In un articolo dedicato alla questione, il Corriere della Sera sciorina tutta una serie di circostanze al limite dell’assurdo. Come quella della donna caduta e feritasi nella stazione della città in cui lavorava, ma che l’Inail non voleva risarcire per il solo fatto che quel giorno era partita dalla stazione vicina alla casa del suo fidanzato e non da Milano: ovviamente il ricorso è stato vinto. O come il caso del ragazzo inciampato nel parcheggio della scuola in cui lavorava che si è visto contestare dall’istituto il fatto di non aver utilizzato l’ingresso ufficiale ma quello secondario del plesso. O, ancora, come la vicenda di un manutentore che si è visto negare il riconoscimento dell’infortunio per il semplice fatto di aver dovuto percorrere un breve tratto a piedi (ed è qui che era caduto) perché quel giorno l’autobus faceva un giro diverso: per l’Inail si trattava di una “deviazione dall’itinerario casa-lavoro”.

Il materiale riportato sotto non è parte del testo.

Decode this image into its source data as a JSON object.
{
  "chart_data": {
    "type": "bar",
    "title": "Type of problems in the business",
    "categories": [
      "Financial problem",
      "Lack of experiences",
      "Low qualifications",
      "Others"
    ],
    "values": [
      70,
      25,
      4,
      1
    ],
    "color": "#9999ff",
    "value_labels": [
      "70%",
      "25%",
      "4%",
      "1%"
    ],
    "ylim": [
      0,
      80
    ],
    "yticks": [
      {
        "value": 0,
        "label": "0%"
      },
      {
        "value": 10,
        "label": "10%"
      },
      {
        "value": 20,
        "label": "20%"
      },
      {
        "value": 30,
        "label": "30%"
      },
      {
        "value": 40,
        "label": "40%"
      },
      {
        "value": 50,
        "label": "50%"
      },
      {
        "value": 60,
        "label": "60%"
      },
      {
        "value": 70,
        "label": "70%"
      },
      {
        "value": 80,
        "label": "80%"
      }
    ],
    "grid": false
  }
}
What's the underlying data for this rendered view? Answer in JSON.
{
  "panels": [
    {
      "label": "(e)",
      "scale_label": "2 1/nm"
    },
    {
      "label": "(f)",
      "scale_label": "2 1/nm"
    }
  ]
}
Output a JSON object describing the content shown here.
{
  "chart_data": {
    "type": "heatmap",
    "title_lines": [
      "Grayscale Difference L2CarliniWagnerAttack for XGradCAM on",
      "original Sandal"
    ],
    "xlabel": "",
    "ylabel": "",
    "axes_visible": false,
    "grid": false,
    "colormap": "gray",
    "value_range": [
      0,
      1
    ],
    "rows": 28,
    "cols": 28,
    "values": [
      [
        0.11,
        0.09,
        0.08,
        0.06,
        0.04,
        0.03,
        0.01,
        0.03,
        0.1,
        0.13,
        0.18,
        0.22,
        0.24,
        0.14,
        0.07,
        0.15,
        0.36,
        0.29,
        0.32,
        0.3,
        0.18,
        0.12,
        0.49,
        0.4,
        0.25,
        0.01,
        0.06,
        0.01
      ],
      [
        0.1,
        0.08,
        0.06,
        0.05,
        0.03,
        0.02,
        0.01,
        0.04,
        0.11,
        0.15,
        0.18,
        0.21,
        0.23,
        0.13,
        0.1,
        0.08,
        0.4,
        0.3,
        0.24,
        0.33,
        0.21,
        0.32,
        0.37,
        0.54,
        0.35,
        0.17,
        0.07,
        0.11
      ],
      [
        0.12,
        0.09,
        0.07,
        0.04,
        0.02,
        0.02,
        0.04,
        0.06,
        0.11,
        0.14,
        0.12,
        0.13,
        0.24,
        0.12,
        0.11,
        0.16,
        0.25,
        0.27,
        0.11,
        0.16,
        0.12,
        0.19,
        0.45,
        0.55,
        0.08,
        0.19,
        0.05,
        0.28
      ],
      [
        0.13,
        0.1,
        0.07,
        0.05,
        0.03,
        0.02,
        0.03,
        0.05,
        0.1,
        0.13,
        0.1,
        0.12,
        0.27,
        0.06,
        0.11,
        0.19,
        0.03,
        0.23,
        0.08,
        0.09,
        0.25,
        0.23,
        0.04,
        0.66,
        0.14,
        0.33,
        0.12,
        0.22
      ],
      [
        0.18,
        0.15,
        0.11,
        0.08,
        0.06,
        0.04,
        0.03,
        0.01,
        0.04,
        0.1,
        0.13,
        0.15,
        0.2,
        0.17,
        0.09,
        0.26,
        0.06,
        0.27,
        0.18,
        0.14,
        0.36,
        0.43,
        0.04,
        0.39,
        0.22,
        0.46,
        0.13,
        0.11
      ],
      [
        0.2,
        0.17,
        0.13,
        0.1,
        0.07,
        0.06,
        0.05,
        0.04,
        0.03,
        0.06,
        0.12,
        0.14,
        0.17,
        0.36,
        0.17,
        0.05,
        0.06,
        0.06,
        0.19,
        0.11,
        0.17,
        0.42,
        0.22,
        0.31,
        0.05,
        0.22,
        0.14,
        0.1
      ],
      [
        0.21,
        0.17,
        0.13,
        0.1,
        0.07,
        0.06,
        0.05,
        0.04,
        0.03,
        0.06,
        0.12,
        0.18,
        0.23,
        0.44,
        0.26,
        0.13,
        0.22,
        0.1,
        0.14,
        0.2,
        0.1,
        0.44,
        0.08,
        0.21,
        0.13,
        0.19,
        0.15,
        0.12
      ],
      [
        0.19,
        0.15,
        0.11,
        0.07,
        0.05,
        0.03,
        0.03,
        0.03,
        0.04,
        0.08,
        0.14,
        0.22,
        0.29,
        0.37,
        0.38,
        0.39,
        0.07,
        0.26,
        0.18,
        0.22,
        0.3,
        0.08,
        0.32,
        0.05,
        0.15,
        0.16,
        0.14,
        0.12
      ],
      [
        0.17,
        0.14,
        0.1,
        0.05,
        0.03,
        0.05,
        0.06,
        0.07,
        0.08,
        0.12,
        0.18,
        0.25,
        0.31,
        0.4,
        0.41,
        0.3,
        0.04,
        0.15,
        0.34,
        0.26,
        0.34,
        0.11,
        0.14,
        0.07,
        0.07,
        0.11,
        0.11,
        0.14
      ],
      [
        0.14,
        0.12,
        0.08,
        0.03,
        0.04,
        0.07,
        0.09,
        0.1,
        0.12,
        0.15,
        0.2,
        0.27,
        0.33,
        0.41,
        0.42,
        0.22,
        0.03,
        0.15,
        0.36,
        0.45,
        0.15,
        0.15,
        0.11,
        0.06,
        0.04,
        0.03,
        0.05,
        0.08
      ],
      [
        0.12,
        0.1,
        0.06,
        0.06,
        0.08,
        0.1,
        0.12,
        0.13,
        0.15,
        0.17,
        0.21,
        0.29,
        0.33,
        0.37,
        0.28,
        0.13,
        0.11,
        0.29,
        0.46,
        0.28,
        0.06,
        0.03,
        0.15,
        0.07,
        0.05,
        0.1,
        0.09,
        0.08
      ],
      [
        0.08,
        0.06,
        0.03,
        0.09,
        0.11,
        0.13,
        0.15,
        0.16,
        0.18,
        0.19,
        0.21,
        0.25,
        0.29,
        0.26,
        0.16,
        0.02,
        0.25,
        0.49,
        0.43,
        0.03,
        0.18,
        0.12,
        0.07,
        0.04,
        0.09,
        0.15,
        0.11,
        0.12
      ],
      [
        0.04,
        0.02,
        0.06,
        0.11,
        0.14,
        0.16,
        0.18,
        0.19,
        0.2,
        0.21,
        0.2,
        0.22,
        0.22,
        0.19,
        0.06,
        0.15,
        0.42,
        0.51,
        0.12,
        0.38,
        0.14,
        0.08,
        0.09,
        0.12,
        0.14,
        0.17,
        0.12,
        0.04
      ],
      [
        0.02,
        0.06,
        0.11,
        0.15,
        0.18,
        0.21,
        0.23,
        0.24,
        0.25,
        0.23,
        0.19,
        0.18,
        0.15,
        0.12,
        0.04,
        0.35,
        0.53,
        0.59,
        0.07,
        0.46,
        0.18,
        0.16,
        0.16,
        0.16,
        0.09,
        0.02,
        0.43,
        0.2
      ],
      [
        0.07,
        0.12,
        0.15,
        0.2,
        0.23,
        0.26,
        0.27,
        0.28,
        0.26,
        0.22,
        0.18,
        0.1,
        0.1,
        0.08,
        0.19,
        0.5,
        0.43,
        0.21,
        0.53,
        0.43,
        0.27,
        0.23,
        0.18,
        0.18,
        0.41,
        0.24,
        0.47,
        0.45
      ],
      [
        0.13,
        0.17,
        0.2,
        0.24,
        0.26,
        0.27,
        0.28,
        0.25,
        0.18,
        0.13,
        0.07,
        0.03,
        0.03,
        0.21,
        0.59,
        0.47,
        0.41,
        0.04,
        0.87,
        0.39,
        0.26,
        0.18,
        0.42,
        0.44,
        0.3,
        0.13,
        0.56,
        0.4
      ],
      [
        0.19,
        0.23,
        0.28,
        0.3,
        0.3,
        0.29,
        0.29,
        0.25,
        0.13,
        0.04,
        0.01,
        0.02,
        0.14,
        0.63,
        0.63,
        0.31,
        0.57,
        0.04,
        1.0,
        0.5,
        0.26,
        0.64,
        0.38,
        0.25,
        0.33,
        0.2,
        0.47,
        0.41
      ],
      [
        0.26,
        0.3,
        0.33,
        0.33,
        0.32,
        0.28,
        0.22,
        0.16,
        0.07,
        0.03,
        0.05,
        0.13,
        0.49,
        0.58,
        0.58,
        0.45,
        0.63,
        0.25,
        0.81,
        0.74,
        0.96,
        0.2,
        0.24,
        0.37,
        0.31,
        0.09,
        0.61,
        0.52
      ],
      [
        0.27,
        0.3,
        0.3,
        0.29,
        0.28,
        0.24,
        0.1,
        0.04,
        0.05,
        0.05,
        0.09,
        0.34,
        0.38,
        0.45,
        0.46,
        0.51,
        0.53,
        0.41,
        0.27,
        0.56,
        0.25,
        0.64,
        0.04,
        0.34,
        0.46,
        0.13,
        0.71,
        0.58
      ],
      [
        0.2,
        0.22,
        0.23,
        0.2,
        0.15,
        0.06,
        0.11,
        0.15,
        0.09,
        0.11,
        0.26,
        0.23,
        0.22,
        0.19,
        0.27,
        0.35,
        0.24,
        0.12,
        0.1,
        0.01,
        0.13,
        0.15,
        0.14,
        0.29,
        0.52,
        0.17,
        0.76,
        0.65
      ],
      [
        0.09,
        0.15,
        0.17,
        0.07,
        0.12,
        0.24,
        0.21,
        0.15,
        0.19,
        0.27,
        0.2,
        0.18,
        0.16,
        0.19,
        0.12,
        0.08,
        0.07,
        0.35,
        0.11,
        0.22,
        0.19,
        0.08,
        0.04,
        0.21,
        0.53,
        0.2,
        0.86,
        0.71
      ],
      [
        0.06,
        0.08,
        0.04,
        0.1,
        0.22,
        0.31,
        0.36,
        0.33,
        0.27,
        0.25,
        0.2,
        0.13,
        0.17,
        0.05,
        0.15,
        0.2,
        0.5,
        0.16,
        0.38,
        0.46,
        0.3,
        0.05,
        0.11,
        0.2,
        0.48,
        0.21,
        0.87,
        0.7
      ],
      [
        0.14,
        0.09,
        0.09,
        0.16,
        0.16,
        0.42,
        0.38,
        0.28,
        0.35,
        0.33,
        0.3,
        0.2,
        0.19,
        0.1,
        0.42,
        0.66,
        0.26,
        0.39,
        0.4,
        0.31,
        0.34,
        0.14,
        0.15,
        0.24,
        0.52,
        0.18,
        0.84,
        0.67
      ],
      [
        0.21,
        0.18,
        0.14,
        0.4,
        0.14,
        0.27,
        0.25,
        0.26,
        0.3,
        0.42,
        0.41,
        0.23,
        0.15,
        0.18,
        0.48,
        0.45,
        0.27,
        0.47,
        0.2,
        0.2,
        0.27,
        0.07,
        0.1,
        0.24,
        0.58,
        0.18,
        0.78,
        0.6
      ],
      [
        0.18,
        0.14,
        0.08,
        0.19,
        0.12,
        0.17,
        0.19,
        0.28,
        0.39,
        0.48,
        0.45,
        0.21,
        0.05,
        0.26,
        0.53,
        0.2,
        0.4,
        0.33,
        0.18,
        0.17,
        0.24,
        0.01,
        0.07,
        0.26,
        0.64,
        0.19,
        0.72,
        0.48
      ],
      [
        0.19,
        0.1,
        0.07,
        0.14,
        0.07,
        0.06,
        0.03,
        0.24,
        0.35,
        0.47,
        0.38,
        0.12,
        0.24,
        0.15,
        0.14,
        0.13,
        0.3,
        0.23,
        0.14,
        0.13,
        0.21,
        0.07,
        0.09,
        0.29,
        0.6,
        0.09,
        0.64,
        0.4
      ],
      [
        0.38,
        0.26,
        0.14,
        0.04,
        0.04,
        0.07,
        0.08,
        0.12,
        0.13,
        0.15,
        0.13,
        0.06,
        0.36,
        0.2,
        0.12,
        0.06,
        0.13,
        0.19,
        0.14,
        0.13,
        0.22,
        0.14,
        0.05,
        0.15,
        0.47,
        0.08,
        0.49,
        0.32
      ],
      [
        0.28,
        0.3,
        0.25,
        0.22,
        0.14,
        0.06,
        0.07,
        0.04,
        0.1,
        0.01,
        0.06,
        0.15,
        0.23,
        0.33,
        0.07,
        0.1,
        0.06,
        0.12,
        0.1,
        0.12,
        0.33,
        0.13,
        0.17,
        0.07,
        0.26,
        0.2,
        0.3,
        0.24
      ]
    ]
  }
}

Certo, è doveroso, come spiegano dall’istituto, valutare bene le domande caso per caso, onde evitare i soliti “furbetti”, ma non si può, come lamentano anche i sindacati, considerare gli infortuni in itinere come incidenti di serie B e appigliarsi ad ogni cavillo pur di non liquidare ai lavoratori ciò di cui hanno diritto. Anche perché i numeri parlano chiaro: delle 641mila denunce di infortunio presentate nel 2017, 224mila, cioè più di un terzo, sono relative proprio a incidenti occorsi in itinere.